Beispiel für einen Bombencode:

for p in bodies_in_area:
    if p.has_method("exploded"):
        p.rpc("exploded", bomb_owner)

Beispiel für einen Spielercode:

puppet func stun():
    stunned = true

master func exploded(by_who):
    if stunned:
        return # Already stunned

    rpc("stun")

    # Stun this player instance for myself as well; could instead have used
    # the remotesync keyword above (in place of puppet) to achieve this.
    stun()

In the above example, a bomb explodes somewhere (likely managed by whoever is the master of this bomb-node, e.g. the host). The bomb knows the bodies (player nodes) in the area, so it checks that they contain an exploded method before calling it.

Recall that each peer has a complete set of instances of player nodes, one instance for each peer (including itself and the host). Each peer has set itself as the master of the instance corresponding to itself, and it has set a different peer as the master for each of the other instances.

Now, going back to the call to the exploded method, the bomb on the host has called it remotely on all bodies in the area that have the method. However, this method is in a player node and has a master keyword.

The master keyword on the exploded method in the player node means two things for how this call is made. Firstly, from the perspective of the calling peer (the host), the calling peer will only attempt to remotely call the method on the peer that it has set as the network master of the player node in question. Secondly, from the perspective of the peer the host is sending the call to, the peer will only accept the call if it set itself as the network master of the player node with the method being called (which has the master keyword). This works well as long as all peers agree on who is the master of what.

Das obige Setup bedeutet, dass nur der Peer, dem der betroffene Körper gehört, dafür verantwortlich ist, allen anderen Peers mitzuteilen, dass sein Körper betäubt wurde, nachdem er von der Bombe des Hosts aus der Ferne dazu angewiesen wurde. Der besitzende Peer (immer noch in der exploded Methode) teilt allen anderen Peers mit, dass sein Spieler-Node betäubt wurde. Der Peer ruft dazu die stun Methode auf allen Instanzen dieses Spieler-Nodes (auf den anderen Peers) aus der Ferne auf. Da die stun Methode das Schlüsselwort puppet hat, wird es nur von Peers aufgerufen, die sich nicht als Netzwerkmaster des Nodes festgelegt haben (mit anderen Worten, diese Peers werden aufgrund dieses Nodes als Puppets für diesen Node festgelegt, nicht der Netzwerk-Master davon zu sein).

The result of this call to stun is to make the player look stunned on the screen of all the peers, including the current network master peer (due to the local call to stun after rpc("stun")).

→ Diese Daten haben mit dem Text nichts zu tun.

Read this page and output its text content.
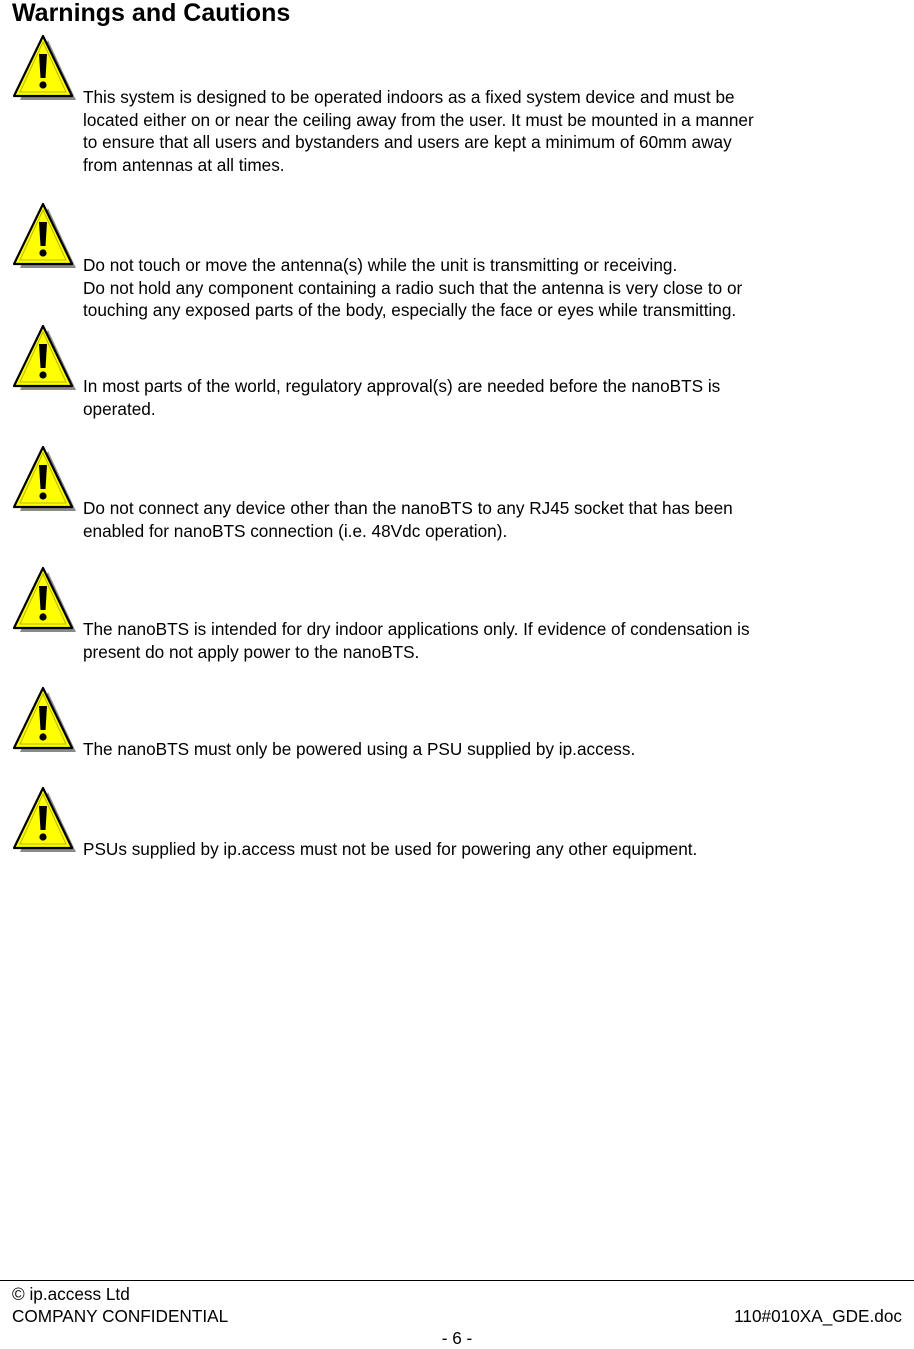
Warnings and Cautions

This system is designed to be operated indoors as a fixed system device and must be
located either on or near the ceiling away from the user. It must be mounted in a manner
to ensure that all users and bystanders and users are kept a minimum of 60mm away
from antennas at all times.

Do not touch or move the antenna(s) while the unit is transmitting or receiving.
Do not hold any component containing a radio such that the antenna is very close to or
touching any exposed parts of the body, especially the face or eyes while transmitting.

In most parts of the world, regulatory approval(s) are needed before the nanoBTS is
operated.

Do not connect any device other than the nanoBTS to any RJ45 socket that has been
enabled for nanoBTS connection (i.e. 48Vdc operation).

The nanoBTS is intended for dry indoor applications only. If evidence of condensation is
present do not apply power to the nanoBTS.

The nanoBTS must only be powered using a PSU supplied by ip.access.

PSUs supplied by ip.access must not be used for powering any other equipment.

© ip.access Ltd
COMPANY CONFIDENTIAL	110#010XA_GDE.doc
- 6 -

Der Meister der Bombe (der Wirt) wiederholt die obigen Schritte für jeden der Körper in dem Gebiet, so dass alle Instanzen eines Spielers im Bombengebiet auf den Bildschirmen aller Peers betäubt werden.

Note that you could also send the stun() message only to a specific player by using rpc_id(<id>, "exploded", bomb_owner). This may not make much sense for an area-of-effect case like the bomb, but might in other cases, like single target damage.

rpc_id(TARGET_PEER_ID, "stun") # Only stun the target peer

Exportieren für dedizierte Server

Sobald Sie ein Multiplayer-Spiel erstellt haben, möchten Sie es möglicherweise exportieren, um es auf einem dedizierten Server ohne verfügbare GPU auszuführen. Weitere Informationen finden Sie unter Exportieren für dedizierte Server.

Bemerkung

Die Codebeispiele auf dieser Seite können nicht auf einem dedizierten Server ausgeführt werden. Sie müssen sie ändern, damit der Server nicht als Spieler betrachtet wird. Sie müssen auch den Spielstartmechanismus ändern, damit der erste Spieler, der beitritt, das Spiel starten kann.

Bemerkung

The bomberman example here is largely for illustrational purposes, and does not do anything on the host-side to handle the case where a peer uses a custom client to cheat by for example refusing to to stun itself. In the current implementation such cheating is perfectly possible because each client is the network master of its own player, and the network master of a player is the one which decides whether to call the I-was-stunned method (stun) on all of the other peers and itself.